When VP absents itself, the WC-bearing vesicles retrieve the WCs and bring them back to their holding site. From there, the vesicles recycle back to the apical membrane with at least some of the WCs when VP presents itself to the cell again. Many types of vesicles, upon returning from the membrane to inside the cell, acidify and dissolve their contents. But preliminary studies suggest that these WC-bearing vesicles do not do this, and may instead keep the WCs intact for repeated use.

Biophysical techniques have also provided insight into the likely features of this VP water channel:

  1. The WC appears to be a protein or a complex of proteins in which sulfhydryl groups play an important role.
  2. The WC-bearing vesicles have an extraordinarily high degree of water permeability, suggesting they contain VP water channels at an extraordinarily high density.
  3. Water molecules traverse through the VP water channel in single file fashion, indicating a very small opening for the water molecules to pass through.
  4. The VP water channel might also be permeable to the hydronium ion. Alternatively, proteins may cross the water channel by a sequential association-dissociation with water molecules within the channel.

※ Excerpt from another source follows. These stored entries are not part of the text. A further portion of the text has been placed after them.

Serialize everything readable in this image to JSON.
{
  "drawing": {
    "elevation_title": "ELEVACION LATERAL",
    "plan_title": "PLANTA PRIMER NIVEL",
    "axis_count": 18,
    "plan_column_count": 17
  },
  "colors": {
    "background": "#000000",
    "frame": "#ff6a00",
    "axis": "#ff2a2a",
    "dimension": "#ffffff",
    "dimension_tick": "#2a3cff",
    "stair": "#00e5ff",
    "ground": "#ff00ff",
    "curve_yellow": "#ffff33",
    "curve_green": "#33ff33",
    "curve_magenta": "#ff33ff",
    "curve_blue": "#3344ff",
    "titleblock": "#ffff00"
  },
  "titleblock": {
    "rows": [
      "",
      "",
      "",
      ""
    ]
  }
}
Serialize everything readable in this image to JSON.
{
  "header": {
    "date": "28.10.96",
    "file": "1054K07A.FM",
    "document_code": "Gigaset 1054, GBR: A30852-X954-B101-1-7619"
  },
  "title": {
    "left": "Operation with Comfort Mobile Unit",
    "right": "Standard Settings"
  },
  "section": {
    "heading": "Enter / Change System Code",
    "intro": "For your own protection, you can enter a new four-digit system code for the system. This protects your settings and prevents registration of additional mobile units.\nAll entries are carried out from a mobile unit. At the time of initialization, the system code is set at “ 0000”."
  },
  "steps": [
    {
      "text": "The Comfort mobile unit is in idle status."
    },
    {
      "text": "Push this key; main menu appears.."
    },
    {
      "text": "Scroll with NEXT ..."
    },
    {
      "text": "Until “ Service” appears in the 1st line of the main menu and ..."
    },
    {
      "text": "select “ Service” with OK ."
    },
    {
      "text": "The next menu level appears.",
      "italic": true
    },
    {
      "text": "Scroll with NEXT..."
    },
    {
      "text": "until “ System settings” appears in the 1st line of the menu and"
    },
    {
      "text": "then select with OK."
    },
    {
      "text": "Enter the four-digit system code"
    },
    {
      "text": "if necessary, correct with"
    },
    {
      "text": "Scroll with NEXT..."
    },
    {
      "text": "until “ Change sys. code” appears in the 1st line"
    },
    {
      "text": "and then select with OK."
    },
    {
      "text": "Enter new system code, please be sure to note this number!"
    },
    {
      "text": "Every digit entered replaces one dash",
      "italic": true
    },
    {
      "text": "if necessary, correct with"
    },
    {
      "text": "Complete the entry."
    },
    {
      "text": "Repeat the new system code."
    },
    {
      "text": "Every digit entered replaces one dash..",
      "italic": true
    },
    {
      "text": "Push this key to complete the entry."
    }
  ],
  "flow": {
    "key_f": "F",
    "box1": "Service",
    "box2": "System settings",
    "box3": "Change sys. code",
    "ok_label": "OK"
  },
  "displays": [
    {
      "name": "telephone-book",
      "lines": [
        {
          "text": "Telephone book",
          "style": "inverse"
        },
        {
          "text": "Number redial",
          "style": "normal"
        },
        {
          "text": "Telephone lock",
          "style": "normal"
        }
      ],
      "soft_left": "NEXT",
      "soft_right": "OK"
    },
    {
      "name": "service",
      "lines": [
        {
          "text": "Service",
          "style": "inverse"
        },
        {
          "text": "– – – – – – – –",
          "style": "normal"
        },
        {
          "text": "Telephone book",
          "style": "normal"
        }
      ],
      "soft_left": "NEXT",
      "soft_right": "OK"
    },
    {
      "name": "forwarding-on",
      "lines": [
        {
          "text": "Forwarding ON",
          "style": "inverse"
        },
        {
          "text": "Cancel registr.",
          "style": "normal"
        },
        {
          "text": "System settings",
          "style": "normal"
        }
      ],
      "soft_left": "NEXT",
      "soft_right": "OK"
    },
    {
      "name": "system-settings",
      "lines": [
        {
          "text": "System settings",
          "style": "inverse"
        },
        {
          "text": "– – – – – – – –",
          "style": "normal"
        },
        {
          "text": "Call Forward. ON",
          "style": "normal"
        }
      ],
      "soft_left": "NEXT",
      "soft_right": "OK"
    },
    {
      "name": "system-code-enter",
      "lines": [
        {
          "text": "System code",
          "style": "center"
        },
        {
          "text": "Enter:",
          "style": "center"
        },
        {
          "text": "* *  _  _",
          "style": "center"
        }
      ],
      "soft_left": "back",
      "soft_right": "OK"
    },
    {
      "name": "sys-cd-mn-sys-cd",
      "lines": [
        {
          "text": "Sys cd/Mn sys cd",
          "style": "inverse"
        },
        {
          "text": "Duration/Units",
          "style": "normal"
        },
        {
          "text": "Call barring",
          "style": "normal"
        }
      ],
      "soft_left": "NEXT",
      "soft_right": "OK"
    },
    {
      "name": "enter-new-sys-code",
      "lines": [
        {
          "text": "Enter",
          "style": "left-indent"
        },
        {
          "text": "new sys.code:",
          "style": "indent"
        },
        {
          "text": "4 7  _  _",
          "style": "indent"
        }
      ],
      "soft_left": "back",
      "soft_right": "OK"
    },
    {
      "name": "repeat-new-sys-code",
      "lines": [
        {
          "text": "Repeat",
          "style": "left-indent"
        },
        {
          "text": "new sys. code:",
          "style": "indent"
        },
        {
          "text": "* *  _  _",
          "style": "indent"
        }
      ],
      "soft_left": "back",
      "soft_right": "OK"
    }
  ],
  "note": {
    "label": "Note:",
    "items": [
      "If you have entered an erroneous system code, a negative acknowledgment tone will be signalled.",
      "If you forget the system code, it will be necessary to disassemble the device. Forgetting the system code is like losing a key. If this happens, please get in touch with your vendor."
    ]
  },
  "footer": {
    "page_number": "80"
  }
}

Researchers are currently attempting to identify, purify and clone proteins of the VP water channel. They concluded the WC protein(s) would have to meet the following criteria. It must be:

  1. resent on the apical surface exclusively during VP stimulation.
  2. removed from the apical membrane during withdrawal of VP stimulation.
  3. resent in vesicles carrying VP water channels from the apical membrane into the cell.
  4. made of integral membrane proteins that bind membrane lipids.
  5. of a size to span the width of the WC-bearing vesicles.
  6. a large proportion of the protein found in WC-bearing vesicle.
  7. inhibited by mercurial compounds.


Researchers have isolated and identified a 55-kD (kilo Dalton) and 53-kD proteins that meets these requirements. This suggests that these proteins are components of the VP water channel.